It's confirmed: we'll all be dressing like the Heathers in six months.
A look from Isabel Marant's fall 2016 collection. Photo: Imaxtree

A look from Isabel Marant's fall 2016 collection. Photo: Imaxtree

With all the attention the '90s have gotten from the fashion community for the past several seasons, we forgot how fun the '80s were. Having only spent about a year of that decade alive, I'm referring more to pop culture's depiction of it, and it appears that we're going to start dressing like that again soon based on Isabel Marant's fall 2016 collection (Lanvin went there too, as did a few other designers, though more subtly). As upbeat '80s hits played in the elegant Place Colette near the Palais-Royal, attendees forgot all about the gloomy weather outside. Marant seemed set on making this show a fun one.

The '80s can be a tricky inspiration point to execute, but Marant did it the right way — without much of the tackiness that's often associated with that era of fashion. Hair was teased just the right amount, and several models' bouncy curls had me rethinking my decision to straighten my own. Plus, the fact that this was a fall collection helped keep things classy: patent leather miniskirts and pants were tastefully paired with wool knits and/or oversized, ankle-length coats. Preppy sweaters were layered over button-downs and Victorian-style blouses. Animal prints were balanced out by somber grays and plaids. Ruffly, partly sheer, black silk dresses looked romantic and luxurious while evoking an '80s dance club vibe.

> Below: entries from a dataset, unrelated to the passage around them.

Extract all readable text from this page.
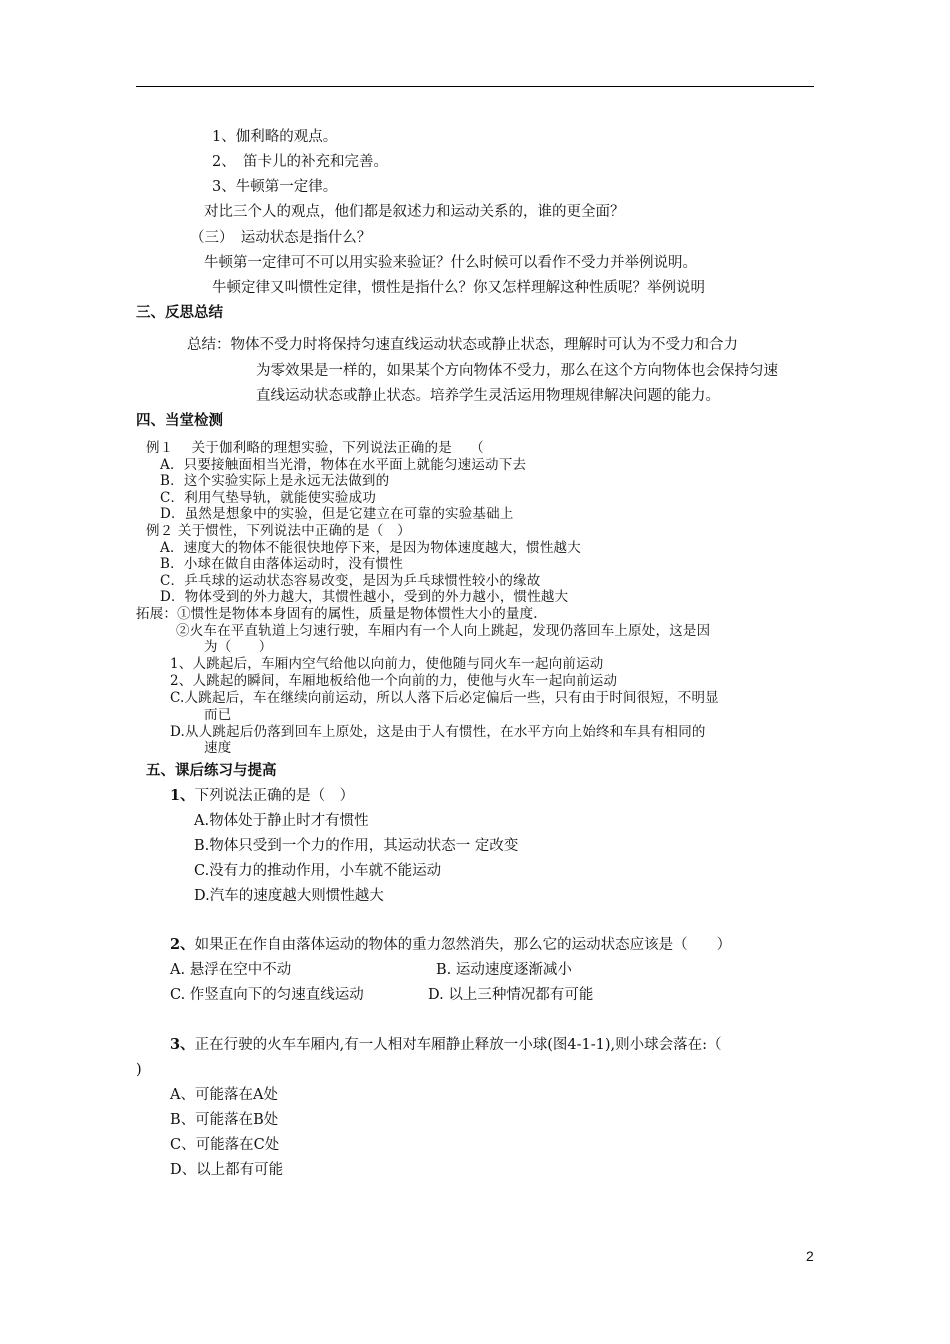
1、伽利略的观点。
2、　笛卡儿的补充和完善。
3、牛顿第一定律。
对比三个人的观点，他们都是叙述力和运动关系的，谁的更全面？
（三）　运动状态是指什么？
牛顿第一定律可不可以用实验来验证？什么时候可以看作不受力并举例说明。
牛顿定律又叫惯性定律，惯性是指什么？你又怎样理解这种性质呢？举例说明
三、反思总结
总结：物体不受力时将保持匀速直线运动状态或静止状态，理解时可认为不受力和合力
为零效果是一样的，如果某个方向物体不受力，那么在这个方向物体也会保持匀速
直线运动状态或静止状态。培养学生灵活运用物理规律解决问题的能力。
四、当堂检测
例１　 关于伽利略的理想实验，下列说法正确的是　 （
A．只要接触面相当光滑，物体在水平面上就能匀速运动下去
B．这个实验实际上是永远无法做到的
C．利用气垫导轨，就能使实验成功
D．虽然是想象中的实验，但是它建立在可靠的实验基础上
例２ 关于惯性，下列说法中正确的是（　）
A．速度大的物体不能很快地停下来，是因为物体速度越大，惯性越大
B．小球在做自由落体运动时，没有惯性
C．乒乓球的运动状态容易改变，是因为乒乓球惯性较小的缘故
D．物体受到的外力越大，其惯性越小，受到的外力越小，惯性越大
拓展：①惯性是物体本身固有的属性，质量是物体惯性大小的量度.
②火车在平直轨道上匀速行驶，车厢内有一个人向上跳起，发现仍落回车上原处，这是因
为（　　）
1、人跳起后，车厢内空气给他以向前力，使他随与同火车一起向前运动
2、人跳起的瞬间，车厢地板给他一个向前的力，使他与火车一起向前运动
C.人跳起后，车在继续向前运动，所以人落下后必定偏后一些，只有由于时间很短，不明显
而已
D.从人跳起后仍落到回车上原处，这是由于人有惯性，在水平方向上始终和车具有相同的
速度
五、课后练习与提高
1、下列说法正确的是（　）
A.物体处于静止时才有惯性
B.物体只受到一个力的作用，其运动状态一 定改变
C.没有力的推动作用，小车就不能运动
D.汽车的速度越大则惯性越大
2、如果正在作自由落体运动的物体的重力忽然消失，那么它的运动状态应该是（　　）
A. 悬浮在空中不动	B. 运动速度逐渐减小
C. 作竖直向下的匀速直线运动	D. 以上三种情况都有可能
3、正在行驶的火车车厢内,有一人相对车厢静止释放一小球(图4-1-1),则小球会落在:（
)
A、可能落在A处
B、可能落在B处
C、可能落在C处
D、以上都有可能
2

A few of the bolder pieces, like a long, bright red patent leather coat with a studded belt or a shiny, red, skintight satin jumpsuit with a gigantic bow on one shoulder, won't be for everyone, but there were plenty of wearable pieces with commercial appeal. I'm also willing to bet that even for those of us who can't afford Isabel Marant, her '80s influence will still find a way into our wardrobes in the coming year. The designer does have a way of knowing just how women want to dress, after all.